In an interview with 3AW after the rally, Pesutto said Deeming had associations with the organisers of the event who had “known links with Nazis, Nazi sympathisers, far-right extremists, white supremacists”.

On Monday, Keen accused Pesutto of making “harmful” comments that had affected her and her family.

“You can’t say, really, quite despicable, disgusting lies about someone in order to silence them and intimidate them and get away with it,” she said.

Keen said in a free and democratic society women had a right to “speak without being dangerously defamed.”

“While he said these things about me, what he’s actually doing is trying to tell all women that they really do have to shut up. And that’s what’s happening everywhere,” she said.

“I would like a full and frank apology where he admits, not only that he was incompetent in not finding out and factchecking that the things he saids were lies, but also that when he was told they were lies he doubled down and repeated them and just saying them in the first place.”

Pesutto would not comment on the potential legal action on Monday and said he was focused on holding the Allan government to account.

Responding to questions about speculation surrounding his leadership, Pesutto said he “wasn’t sure what all the media frenzy was about”. Asked if he was confident he would not face a leadership spill on Tuesday, Pesutto said “yes”.

Pesutto told reporters he was focused on his role as opposition leader.

“If you can get sued out of a job, no one’s going to stand for leadership,” he said.

Keen’s mooted legal action comes weeks after the departure of two senior staff from Pesutto’s office, which some MPs labelled “shuffling deck chairs on the Titanic”.

Deeming, who was expelled from the Liberal party room last year, is suing Pesutto over a series of media releases, press conferences and radio interviews he gave after she spoke at the rally.

The two-week defamation trial is scheduled to be held in the federal court in September. Pesutto on Monday released further details about donations to his legal fighting fund, which includes three former Liberal premiers. Other names released via his parliamentary return on Monday include property investor and philanthropist Jason Yeap and former state director of the Liberal party John Ridley.

Deeming’s lawyers have drawn on a 15-page document Pesutto’s office circulated to Liberal MPs and the media when he moved to expel Deeming from the party room and argued his comments conveyed 67 imputations, including that the MP “supports, sympathises with or associates with white supremacists and neo-Nazis”, and that she is a white supremacist or neo-Nazi.

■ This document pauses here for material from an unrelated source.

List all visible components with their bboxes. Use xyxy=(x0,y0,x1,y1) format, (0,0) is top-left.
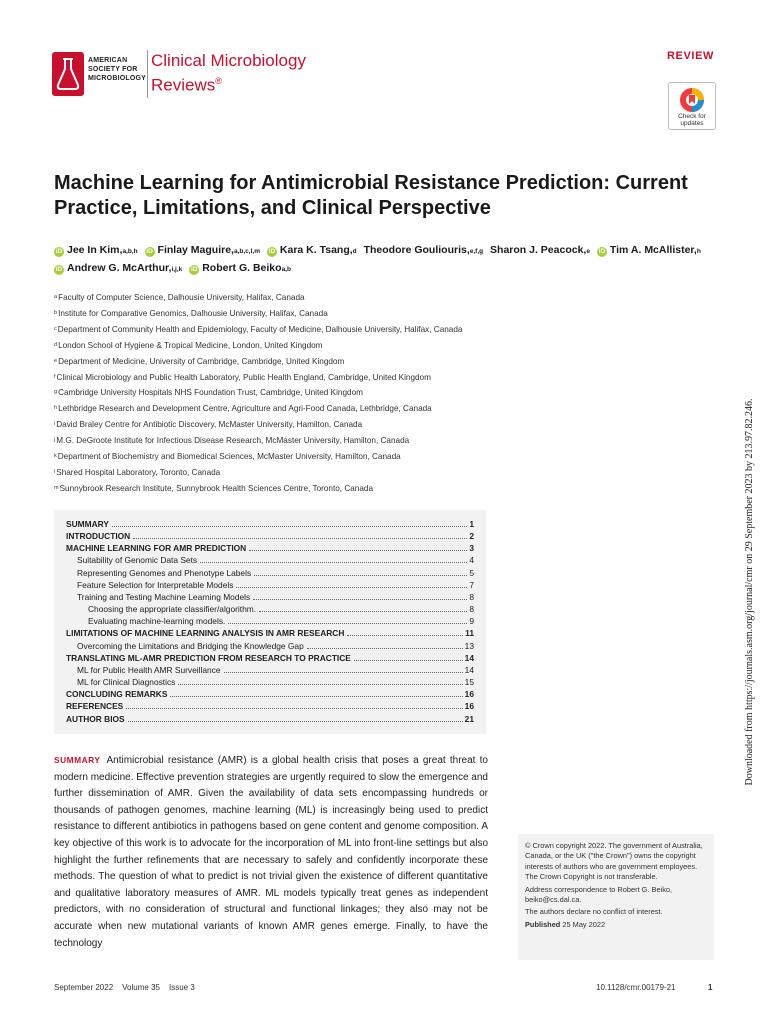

In his defence, Pesutto has categorically denied this, arguing he “repeatedly and unequivocally acknowledged publicly that he does not believe Deeming to be a neo-Nazi, a white supremacist, or anything of similar substance or effect”.

But he has admitted to conveying 16 imputations, including that Deeming associated with speakers at the event who had “known links with neo-Nazis and white supremacists” and that she is not a “fit and proper person to be a member of the Victorian parliamentary Liberal party” under his leadership.